Nel ventennio tra il 1951 e il 1971, quattro milioni di persone lasciano il Sud. Nel Nord-ovest invece il saldo migratorio positivo è di oltre due milioni. A Milano, qualche giornale parla di «invasione di meridionali».
Agli inizi degli anni sessanta, Torino e Roma hanno aumentato la loro popolazione di 400 000 unità, Milano addirittura di 549 000. La relativa opulenza del boom economico non oscura le notevoli diseguaglianze: il traguardo della quasi piena occupazione si accompagna a livelli salariali che ancora non riflettono l’accresciuta ricchezza del paese.

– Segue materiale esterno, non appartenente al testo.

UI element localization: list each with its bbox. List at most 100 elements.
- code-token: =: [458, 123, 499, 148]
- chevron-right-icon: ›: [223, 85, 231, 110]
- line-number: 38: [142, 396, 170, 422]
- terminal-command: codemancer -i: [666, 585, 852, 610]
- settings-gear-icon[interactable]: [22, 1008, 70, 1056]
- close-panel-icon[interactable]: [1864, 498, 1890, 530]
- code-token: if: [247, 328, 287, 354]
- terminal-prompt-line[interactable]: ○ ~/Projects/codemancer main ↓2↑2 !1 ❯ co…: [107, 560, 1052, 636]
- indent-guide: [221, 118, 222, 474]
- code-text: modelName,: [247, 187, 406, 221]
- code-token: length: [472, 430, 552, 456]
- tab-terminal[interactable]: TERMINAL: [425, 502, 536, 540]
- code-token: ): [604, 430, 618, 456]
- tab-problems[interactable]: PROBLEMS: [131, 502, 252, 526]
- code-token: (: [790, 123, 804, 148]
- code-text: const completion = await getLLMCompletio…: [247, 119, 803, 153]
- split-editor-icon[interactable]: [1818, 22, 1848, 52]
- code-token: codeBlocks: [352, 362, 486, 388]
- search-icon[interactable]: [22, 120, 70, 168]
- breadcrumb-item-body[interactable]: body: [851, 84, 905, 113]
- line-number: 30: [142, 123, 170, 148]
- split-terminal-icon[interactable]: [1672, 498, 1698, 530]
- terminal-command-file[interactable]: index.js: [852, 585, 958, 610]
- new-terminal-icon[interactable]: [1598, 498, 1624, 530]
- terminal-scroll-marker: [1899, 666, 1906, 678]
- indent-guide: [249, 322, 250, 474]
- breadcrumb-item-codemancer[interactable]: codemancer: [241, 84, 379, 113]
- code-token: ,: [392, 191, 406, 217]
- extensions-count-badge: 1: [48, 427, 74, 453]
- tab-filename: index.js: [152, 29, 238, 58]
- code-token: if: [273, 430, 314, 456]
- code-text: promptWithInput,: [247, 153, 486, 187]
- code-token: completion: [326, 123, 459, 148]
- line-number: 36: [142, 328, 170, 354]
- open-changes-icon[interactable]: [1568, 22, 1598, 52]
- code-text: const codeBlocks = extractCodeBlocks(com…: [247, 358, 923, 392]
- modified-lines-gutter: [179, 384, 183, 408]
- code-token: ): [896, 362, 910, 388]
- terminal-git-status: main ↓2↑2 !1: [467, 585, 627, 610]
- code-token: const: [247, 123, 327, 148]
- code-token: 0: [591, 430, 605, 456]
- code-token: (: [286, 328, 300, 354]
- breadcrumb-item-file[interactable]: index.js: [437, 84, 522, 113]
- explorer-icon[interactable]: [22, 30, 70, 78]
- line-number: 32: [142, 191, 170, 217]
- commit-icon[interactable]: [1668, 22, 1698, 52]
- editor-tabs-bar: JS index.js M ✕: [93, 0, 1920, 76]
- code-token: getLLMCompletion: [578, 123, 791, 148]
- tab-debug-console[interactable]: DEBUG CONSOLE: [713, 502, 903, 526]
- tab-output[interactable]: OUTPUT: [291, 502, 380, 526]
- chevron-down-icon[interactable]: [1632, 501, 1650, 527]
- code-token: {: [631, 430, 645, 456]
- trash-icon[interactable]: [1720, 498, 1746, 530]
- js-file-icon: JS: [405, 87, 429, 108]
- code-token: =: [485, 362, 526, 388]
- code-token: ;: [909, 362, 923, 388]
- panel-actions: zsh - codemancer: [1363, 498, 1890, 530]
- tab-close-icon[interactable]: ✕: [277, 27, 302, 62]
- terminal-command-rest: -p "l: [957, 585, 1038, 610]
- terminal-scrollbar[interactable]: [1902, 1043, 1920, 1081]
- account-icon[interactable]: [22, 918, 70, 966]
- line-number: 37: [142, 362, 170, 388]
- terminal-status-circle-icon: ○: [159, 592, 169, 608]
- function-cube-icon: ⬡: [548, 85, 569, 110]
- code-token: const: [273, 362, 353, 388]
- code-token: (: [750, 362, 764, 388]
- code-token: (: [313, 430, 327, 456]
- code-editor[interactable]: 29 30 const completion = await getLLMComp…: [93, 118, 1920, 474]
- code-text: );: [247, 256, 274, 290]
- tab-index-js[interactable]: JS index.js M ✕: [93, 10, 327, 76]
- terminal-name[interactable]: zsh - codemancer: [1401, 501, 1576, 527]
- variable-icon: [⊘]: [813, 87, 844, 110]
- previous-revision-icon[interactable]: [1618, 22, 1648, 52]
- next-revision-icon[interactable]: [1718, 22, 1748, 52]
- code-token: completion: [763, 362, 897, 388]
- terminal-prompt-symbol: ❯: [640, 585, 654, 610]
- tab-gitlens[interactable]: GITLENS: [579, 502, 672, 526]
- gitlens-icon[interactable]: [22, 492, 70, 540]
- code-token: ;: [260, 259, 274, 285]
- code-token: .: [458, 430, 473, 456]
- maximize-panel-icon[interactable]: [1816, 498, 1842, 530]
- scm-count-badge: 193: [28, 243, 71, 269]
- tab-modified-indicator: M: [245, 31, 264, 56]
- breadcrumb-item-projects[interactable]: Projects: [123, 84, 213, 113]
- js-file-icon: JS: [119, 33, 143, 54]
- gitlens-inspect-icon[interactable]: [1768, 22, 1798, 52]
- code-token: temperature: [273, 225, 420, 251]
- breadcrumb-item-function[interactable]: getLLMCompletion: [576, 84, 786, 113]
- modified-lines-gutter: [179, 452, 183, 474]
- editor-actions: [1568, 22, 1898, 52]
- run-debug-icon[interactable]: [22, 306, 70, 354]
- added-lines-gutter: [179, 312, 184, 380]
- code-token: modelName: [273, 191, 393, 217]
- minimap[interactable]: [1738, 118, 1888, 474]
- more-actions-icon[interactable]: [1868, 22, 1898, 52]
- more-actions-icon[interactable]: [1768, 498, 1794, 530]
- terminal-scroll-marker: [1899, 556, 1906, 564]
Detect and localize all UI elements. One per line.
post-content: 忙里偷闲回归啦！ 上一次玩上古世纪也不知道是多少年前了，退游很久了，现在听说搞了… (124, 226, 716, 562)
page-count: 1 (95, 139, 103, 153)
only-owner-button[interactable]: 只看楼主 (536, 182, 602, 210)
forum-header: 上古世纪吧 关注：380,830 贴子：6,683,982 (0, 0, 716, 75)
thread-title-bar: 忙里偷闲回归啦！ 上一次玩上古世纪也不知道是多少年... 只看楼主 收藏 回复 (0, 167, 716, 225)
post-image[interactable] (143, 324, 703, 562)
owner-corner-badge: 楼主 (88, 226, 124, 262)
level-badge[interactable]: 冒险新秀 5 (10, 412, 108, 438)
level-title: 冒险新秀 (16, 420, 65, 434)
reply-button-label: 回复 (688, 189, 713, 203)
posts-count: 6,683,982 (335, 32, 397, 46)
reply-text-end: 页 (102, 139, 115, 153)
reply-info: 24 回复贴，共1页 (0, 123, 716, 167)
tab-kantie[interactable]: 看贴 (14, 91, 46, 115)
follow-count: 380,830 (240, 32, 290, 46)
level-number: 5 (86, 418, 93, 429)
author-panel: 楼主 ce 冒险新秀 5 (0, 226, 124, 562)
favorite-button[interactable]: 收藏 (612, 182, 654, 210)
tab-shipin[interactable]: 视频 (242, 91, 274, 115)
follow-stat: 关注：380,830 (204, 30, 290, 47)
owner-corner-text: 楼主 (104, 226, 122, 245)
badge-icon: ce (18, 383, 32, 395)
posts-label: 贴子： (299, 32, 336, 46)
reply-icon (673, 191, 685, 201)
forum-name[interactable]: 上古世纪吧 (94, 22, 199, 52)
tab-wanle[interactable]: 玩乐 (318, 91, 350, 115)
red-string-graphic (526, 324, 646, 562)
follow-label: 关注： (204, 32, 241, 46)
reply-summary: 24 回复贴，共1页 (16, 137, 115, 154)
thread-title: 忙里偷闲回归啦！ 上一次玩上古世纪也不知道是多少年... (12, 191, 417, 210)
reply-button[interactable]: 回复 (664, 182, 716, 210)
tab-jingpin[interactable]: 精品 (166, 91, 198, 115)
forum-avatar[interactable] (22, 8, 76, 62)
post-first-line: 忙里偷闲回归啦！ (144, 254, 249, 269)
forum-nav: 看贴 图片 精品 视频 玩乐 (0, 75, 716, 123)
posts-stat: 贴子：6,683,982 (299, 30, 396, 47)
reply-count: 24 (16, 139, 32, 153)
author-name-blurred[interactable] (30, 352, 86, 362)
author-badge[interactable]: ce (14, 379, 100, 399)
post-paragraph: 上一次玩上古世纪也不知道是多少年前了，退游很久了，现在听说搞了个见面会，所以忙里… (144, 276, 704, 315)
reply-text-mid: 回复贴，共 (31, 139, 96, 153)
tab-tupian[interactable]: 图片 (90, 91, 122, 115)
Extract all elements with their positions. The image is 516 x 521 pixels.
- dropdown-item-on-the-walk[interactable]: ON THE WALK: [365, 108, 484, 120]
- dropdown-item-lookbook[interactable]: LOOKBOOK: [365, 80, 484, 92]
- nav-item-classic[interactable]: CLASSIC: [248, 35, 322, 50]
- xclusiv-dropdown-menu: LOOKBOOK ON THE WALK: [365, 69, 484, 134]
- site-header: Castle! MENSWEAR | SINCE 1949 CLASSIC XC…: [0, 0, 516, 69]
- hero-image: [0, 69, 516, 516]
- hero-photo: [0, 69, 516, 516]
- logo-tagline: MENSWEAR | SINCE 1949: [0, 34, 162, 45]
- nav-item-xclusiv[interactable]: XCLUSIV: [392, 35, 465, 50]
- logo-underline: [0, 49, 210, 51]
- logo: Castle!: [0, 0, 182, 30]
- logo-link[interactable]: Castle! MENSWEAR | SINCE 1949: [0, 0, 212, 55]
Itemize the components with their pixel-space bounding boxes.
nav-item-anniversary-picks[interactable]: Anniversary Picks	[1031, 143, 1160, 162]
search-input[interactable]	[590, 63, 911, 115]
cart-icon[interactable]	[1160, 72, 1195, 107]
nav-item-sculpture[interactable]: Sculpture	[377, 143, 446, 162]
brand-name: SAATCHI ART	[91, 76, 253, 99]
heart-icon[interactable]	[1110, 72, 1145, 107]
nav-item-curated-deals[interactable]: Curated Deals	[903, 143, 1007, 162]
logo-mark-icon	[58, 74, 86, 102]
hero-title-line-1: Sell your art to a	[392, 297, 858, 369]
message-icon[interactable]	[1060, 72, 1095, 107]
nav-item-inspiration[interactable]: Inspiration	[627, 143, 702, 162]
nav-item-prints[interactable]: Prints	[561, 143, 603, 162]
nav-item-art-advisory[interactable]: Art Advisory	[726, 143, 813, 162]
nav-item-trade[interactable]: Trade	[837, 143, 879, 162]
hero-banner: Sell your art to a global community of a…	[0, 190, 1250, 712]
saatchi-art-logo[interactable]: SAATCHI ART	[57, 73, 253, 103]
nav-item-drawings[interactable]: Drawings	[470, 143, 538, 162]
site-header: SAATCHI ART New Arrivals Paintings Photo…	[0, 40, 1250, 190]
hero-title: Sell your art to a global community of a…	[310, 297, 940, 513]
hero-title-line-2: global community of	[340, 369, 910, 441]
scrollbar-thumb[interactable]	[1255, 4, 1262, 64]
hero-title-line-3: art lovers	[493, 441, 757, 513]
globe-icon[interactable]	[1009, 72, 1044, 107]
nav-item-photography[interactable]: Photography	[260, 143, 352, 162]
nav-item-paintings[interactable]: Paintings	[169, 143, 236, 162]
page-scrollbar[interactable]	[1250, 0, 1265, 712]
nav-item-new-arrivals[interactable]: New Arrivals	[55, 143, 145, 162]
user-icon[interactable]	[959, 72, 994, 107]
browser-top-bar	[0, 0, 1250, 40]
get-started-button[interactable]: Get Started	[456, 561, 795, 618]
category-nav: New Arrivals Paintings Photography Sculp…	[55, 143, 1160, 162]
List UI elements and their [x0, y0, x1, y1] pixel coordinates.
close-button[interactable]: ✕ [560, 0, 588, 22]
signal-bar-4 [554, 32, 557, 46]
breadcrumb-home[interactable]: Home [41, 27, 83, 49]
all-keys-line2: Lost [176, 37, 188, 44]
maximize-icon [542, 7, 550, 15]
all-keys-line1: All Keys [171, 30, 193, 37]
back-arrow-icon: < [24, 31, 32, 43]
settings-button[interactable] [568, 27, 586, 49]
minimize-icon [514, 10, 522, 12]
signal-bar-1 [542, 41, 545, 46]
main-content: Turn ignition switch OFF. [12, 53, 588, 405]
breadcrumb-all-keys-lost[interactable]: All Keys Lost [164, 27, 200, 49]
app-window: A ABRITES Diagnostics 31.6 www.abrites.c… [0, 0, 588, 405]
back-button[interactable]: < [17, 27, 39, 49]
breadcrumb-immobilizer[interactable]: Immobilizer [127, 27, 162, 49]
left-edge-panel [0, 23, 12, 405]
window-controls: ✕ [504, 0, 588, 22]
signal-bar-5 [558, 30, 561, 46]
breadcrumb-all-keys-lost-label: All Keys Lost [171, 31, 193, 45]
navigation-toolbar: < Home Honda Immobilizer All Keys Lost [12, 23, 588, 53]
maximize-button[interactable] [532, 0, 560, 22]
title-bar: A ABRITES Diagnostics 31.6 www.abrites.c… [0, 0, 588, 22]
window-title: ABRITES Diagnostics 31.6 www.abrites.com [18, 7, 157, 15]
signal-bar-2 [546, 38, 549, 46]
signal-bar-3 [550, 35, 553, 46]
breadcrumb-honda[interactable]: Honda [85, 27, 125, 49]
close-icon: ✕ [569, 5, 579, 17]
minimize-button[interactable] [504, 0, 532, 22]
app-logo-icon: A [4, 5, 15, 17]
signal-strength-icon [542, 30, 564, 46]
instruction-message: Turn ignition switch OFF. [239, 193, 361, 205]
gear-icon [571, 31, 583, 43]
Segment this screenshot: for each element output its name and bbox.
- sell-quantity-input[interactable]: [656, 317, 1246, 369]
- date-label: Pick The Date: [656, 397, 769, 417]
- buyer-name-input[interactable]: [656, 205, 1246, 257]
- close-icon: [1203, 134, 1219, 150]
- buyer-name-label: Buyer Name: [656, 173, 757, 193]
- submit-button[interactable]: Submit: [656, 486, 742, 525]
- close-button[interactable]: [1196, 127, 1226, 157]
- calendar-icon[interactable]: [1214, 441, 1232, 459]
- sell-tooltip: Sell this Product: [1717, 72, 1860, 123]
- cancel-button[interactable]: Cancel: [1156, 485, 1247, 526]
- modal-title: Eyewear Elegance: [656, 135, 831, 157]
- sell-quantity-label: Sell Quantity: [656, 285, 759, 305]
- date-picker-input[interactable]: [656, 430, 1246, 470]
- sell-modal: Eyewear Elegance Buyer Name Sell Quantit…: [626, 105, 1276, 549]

Le condizioni di vita degli operai sono molto difficili; ancora più disagiate quelle di chi ha lavori precari – edili, piccolo commercio, bracciantato. La tutela dei diritti dei lavoratori è limitata, i sistemi di protezione sociale poco evoluti e sostanzialmente gli stessi del dopoguerra. L’evoluzione dei profili occupazionali causa l’imponente trasferimento verso le grandi città, con i conseguenti problemi di urbanizzazione e di sviluppo residenziale. Milioni di italiani si spostano al Nord in cerca di fortuna, spesso con il «treno del sole».
Così definito dalle stesse Ferrovie dello Stato con un’ironia forse involontaria: per i più, il sole lo si lascia alle spalle; andrebbe forse chiamato il treno della nebbia. Tra l’altro, la migrazione interna è formalmente illegale fino al 1961, a causa di leggi ereditate dal regime fascista atte a contenere l’urbanizzazione.
Senza una residenza non si può ottenere un regolare contratto d’affitto e di conseguenza nemmeno un lavoro. Questa catena di irregolarità complica la vita degli emigrati e costringe chi trova un regolare contratto di locazione a sostenere canoni particolarmente esosi.